A site that looks fine and converts at one percent is a worse outcome than no site, because it occupies the budget and the attention that should have gone to the working solution. If the math does not add up, we will say so on the discovery call, and we will not take the work. There are plenty of businesses where our system pays for itself in the first thirty days. Those are the businesses we want to work with.

04The actual fix

What we would build instead, in order.

The same three pieces we build for every owner-run trade. Nothing exotic. All of it ships in two to three weeks for a business the size above.

  1. 01 · Week 1

    A mobile-first site built for the click.

    One page if that is all the business needs. Fast on a four-year-old phone. Schema and local SEO done properly so Google understands the service area. Reviews and trust signals above the fold. A clear path from "I have a problem" to "I have an appointment" in under thirty seconds.

  2. 02 · Week 2

    Smart capture wired to phone, email, and WhatsApp.

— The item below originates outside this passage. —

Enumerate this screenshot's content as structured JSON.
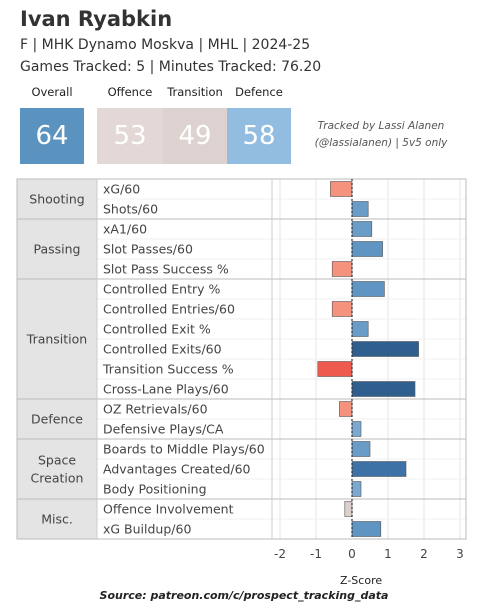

    A chat assistant that answers the obvious questions, books the obvious jobs, and routes the rest to the owner on whichever channel he actually reads. The "I'll get back to you in the evening" failure mode goes away. The owner sees the lead while it is still warm.

  3. 03 · Week 3

    Speed-to-lead, around the clock.

    Every form fill, every WhatsApp message, every missed call triggers a personalised reply within five minutes. Twenty-four hours a day. This is the single workflow that turns a working site into a compounding asset. Without it, the rest is a brochure.

05When it pays back

The honest payback math.

For a trades business with the traffic profile above, the working stack pays for itself in the first month, comfortably. Inside ninety days the owner is doing roughly eighteen to twenty-two extra jobs a month off the same advertising spend. The £49 a month gets cancelled. The site does the work it was supposed to do all along.

If the numbers do not look like that for your business, we will tell you on the discovery call. The math is the only argument that matters.